The current round of industrial action has been ongoing since the 2017/18 academic yearLouis Ashworth

Finalists are exhausted. Our exams are this week, but instead of revising some of us have found ourselves frantically telling people to sign an open letter. Sounds silly, and maybe it is. The message from the vice-chancellor this week has left us no choice. For finalists and MPhil students, the threat of not graduating on time holds very real repercussions, whether people are progressing into further study or entering the workforce. There is a palpable and justified anxiety amongst our cohort. For international students, changes in deadlines or delays in graduations associated with industrial action threaten visa status and are exacerbated by the particularly exploitative effects of workforce casualisation on international students and academics.

The marking and assessment boycott (MAB) is obviously only the latest round of industrial action from the Universities and Colleges Union (UCU) in trying to resist these trends and protect staff’s working conditions. All bar one of Lucy’s six terms in Cambridge has featured some kind of strike action. As a NatSci especially, this translates to a lot of contact hours missed. What strikes us most, however, is the University management’s refusal to actually address the issues over which staff are striking. The continuation and escalation of strike tactics is a proportional response to management’s stubborn refusal to alleviate the damaging environment of precarity, overwork and hardship amongst staff which bleeds into the student experience. Staff working conditions are our learning conditions.

“Senior university management are keeping their membership of UCEA very quiet”

It’s unfair and hypocritical for university management to deflect student’s anger onto the members of staff who have been sacrificing pay and risking their livelihoods to fight for a better university system ever since some of us began as undergrads in 2017/18. We’ve all benefited from the excellent teaching provided by this university’s academic staff, so we resist the narrative that they are the ones placing our graduations at risk – we all know where that decision lies. The Universities and Colleges Employers’ Association (UCEA) is the association of employers which can address problems of pay, overwork and casualisation. There is no way to move out of the cycle of regular industrial action without significant movement from UCEA. It’s frustrating, then, that we find ourselves in conversations which blame UCU for this disruption.

Before you criticise UCU, there are three things we should mention.
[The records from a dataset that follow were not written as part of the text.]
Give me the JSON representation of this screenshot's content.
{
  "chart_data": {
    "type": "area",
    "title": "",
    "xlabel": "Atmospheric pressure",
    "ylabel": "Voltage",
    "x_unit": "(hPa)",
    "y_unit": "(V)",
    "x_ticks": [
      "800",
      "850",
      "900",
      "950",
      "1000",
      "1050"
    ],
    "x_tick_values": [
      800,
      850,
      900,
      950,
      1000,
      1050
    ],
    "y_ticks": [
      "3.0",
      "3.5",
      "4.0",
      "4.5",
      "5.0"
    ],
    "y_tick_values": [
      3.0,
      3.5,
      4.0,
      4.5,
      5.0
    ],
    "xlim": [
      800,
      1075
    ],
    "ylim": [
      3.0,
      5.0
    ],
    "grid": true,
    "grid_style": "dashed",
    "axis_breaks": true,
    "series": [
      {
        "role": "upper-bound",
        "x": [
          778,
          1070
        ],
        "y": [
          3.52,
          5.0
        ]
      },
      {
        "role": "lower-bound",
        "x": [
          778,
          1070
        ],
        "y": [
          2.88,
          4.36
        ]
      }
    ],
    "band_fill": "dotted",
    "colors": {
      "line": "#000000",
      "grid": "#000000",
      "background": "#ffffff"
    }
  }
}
Firstly, most importantly, why the MAB is happening: a 25% real-terms pay cut since 2009, horrifyingly normalised gender and race pay gaps, unsustainable workloads and casualisation. Secondly, many of us won’t graduate unless UCU demands are met, whatever you think of them. Thirdly, UCEA, who have the power to let us graduate, is a cabal of institutions with an income of £44.6 billion, investments worth £19.6 billion, and an ever-decreasing financial commitment to staff.
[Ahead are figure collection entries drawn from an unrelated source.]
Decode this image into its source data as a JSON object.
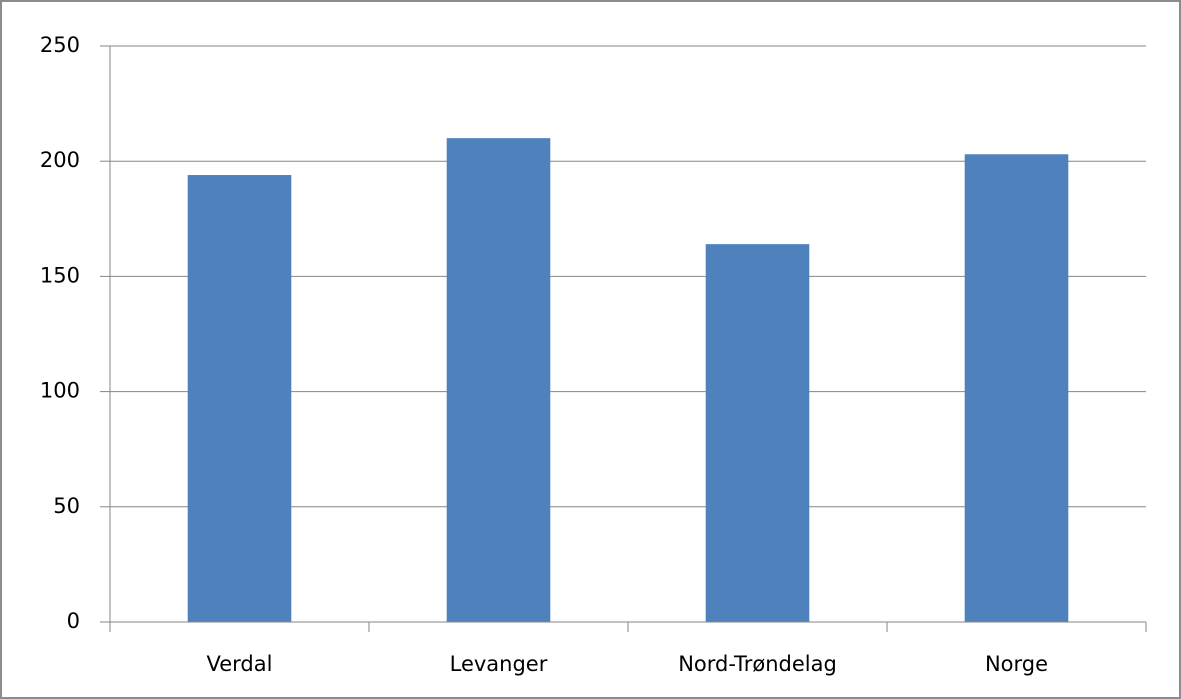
{
  "chart_data": {
    "type": "bar",
    "categories": [
      "Verdal",
      "Levanger",
      "Nord-Trøndelag",
      "Norge"
    ],
    "values": [
      194,
      210,
      164,
      203
    ],
    "color": "#4f81bd",
    "ylim": [
      0,
      250
    ],
    "yticks": [
      0,
      50,
      100,
      150,
      200,
      250
    ],
    "grid": true
  }
}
The money’s there to settle the dispute. Russell Group universities rake in £2.2 billion in surplus income each year. Our university sits on a horde of wealth and land, yet barely any of it trickles down the people who actually constitute the university: students, staff, the community around us. Instead, university management is creating ‘Exam Emergency Task forces’, investing their time, like their peers on the board of UCEA, in finger-pointing, bureaucratic-stalling, and taking punitive action against striking staff. Only last year did the management bother to even recognise the Cambridge branch of the UCU, prioritising at every opportunity Cambridge’s (already huge) profits over the interests of both staff and students. And it will continue to do so unless we demand – and ensure – that UCEA settles the dispute.


Mountain View

Students will not be protected from marking boycott

Senior university management are keeping their membership of UCEA very quiet. The dispute with UCU is a national issue, yes, but Cambridge University wields extraordinary wealth and power. Its whole schtick is reputational strength, so it can’t shirk responsibility. With no Cambridge higher-up currently on the board, they have no excuse to join in with the boardroom tendency to close ranks. There’s nothing to lose, theoretically. But something – pride, status, salary – is getting in the way of them admitting anything beyond a ‘hope that universities and UCU will resume talks to bring the boycott to an end’, that is, their power to make the talks resume.
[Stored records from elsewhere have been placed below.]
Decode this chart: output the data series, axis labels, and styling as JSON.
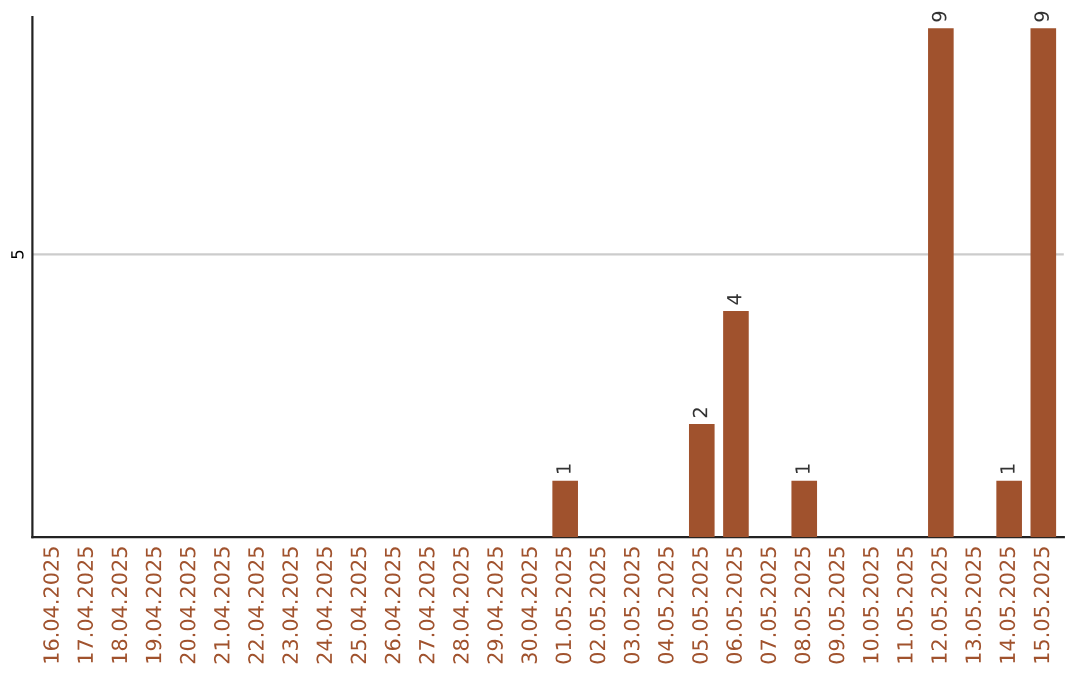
{
  "chart_data": {
    "type": "bar",
    "categories": [
      "16.04.2025",
      "17.04.2025",
      "18.04.2025",
      "19.04.2025",
      "20.04.2025",
      "21.04.2025",
      "22.04.2025",
      "23.04.2025",
      "24.04.2025",
      "25.04.2025",
      "26.04.2025",
      "27.04.2025",
      "28.04.2025",
      "29.04.2025",
      "30.04.2025",
      "01.05.2025",
      "02.05.2025",
      "03.05.2025",
      "04.05.2025",
      "05.05.2025",
      "06.05.2025",
      "07.05.2025",
      "08.05.2025",
      "09.05.2025",
      "10.05.2025",
      "11.05.2025",
      "12.05.2025",
      "13.05.2025",
      "14.05.2025",
      "15.05.2025"
    ],
    "values": [
      null,
      null,
      null,
      null,
      null,
      null,
      null,
      null,
      null,
      null,
      null,
      null,
      null,
      null,
      null,
      1,
      null,
      null,
      null,
      2,
      4,
      null,
      1,
      null,
      null,
      null,
      9,
      null,
      1,
      9
    ],
    "value_labels": [
      null,
      null,
      null,
      null,
      null,
      null,
      null,
      null,
      null,
      null,
      null,
      null,
      null,
      null,
      null,
      "1",
      null,
      null,
      null,
      "2",
      "4",
      null,
      "1",
      null,
      null,
      null,
      "9",
      null,
      "1",
      "9"
    ],
    "color": "#a0522d",
    "ylim": [
      0,
      9.2
    ],
    "yticks": [
      5
    ],
    "grid": "y"
  }
}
Which is why the slogan “settle the dispute, let us graduate” doesn’t just mean “we’re all facing shitty circumstances which can be resolved at the same time”, it means we’re victims of the same gatekept power. The vice-chancellor’s refusal to take a stand testifies to the fact that university managers don’t really stand to lose anything from higher education continuing as it is. It’s working fine for them. It’s not working at all for their overburdened, underpaid staff, or their exhausted students, who will crawl into the job market bracing themselves for lifelong graduate tax on top of the crushing cost of renting in an inequality-metropolis like Cambridge or London.

So we know that it might not be in vice-chancellors’ interest to settle the dispute. But it is in their power. And it’s in our power to fight like hell for something better. Which is exactly what the UCU are doing: demanding a resolution to this dispute which UCEA is perfectly capable of resolving. It’s what students did in 2020 when, attacked again, we forced the government to U-turn on classist A-Level gradings. It’s happening in universities across the country: staff and students standing together against management which is happy to watch our universities fall apart. We invite you to join us.